Leukemia, particularly acute myeloid leukemia (AML), is one of the deadliest forms of cancer. Less than one in five adult patients survives 10 years after diagnosis.
With treatment options that have remained largely unchanged for over three decades, those that do survive the disease face long-term side effects from toxic therapies, which may diminish their lifespan and quality of life. Because of our donors, we are breaking this disease down.
Our Progress to Date
Fuelled by a revolution in next generation sequencing, remarkable advances in stem cell biology and methods for disease modelling, our understanding of how leukemia develops has expanded tremendously over the past decade.

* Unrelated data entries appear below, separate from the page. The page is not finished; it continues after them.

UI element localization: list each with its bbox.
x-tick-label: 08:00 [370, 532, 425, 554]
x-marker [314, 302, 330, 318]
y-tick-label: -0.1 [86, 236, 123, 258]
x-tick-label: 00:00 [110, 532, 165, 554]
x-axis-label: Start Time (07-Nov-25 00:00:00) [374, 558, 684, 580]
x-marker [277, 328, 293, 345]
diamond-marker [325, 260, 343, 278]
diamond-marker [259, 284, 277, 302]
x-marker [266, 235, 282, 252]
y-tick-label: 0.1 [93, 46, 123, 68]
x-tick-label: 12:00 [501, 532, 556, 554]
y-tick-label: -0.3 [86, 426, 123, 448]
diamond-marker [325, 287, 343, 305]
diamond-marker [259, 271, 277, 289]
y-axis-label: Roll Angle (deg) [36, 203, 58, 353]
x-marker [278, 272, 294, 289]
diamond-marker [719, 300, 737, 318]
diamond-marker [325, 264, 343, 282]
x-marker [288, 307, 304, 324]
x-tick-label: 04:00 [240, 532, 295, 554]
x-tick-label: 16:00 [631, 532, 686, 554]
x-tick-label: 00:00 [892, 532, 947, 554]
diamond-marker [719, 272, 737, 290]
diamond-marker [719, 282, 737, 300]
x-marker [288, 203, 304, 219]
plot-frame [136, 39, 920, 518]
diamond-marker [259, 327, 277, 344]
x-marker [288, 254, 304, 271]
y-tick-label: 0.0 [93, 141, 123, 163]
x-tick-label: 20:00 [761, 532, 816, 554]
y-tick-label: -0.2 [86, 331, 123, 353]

The recent recruitment of Drs. Florian Kuchenbauer and Arefeh Rouhi to BC Cancer in 2019 has created a unique synergy in blood cancer research – here, Dr. Rouhi’s expertise as a highly skilled biologist is combined with Dr. Kuchenbauer’s real-time clinical knowledge of the experiences of people facing blood cancers.
Together, they are tackling the biological profile of multiple myeloma and leukemia with the goal of uncovering innovative treatment strategies to improve the standard of care.
Treatment Solutions Through Research
Right now, BC Cancer has a unique opportunity to revolutionize leukemia treatment in British Columbia and champion research into new therapies with two critical projects.
Project I: Uncovering new, more effective treatments for Leukemia
Led by Dr. Florian Kuchenbauer’s expertise, BC Cancer aims to act quickly on discoveries emerging from BC Cancer’s Terry Fox Laboratory and apply them directly to patients in the Leukemia/Bone Marrow Transplant (L/BMT) Program of B.C.
Project II: CAR-T Immunotherapy Clinical Trials for Leukemia
Chimeric Antigen Receptor T (CAR-T) cells are a powerful new tool for treating leukemia. BC Cancer is the lead institution for a new national CAR-T development program that will develop the infrastructure, tools and materials to launch CAR-T cell clinical trials this year, with the end goal of making CAR-T therapy available as standard of care for leukemia patients in B.C.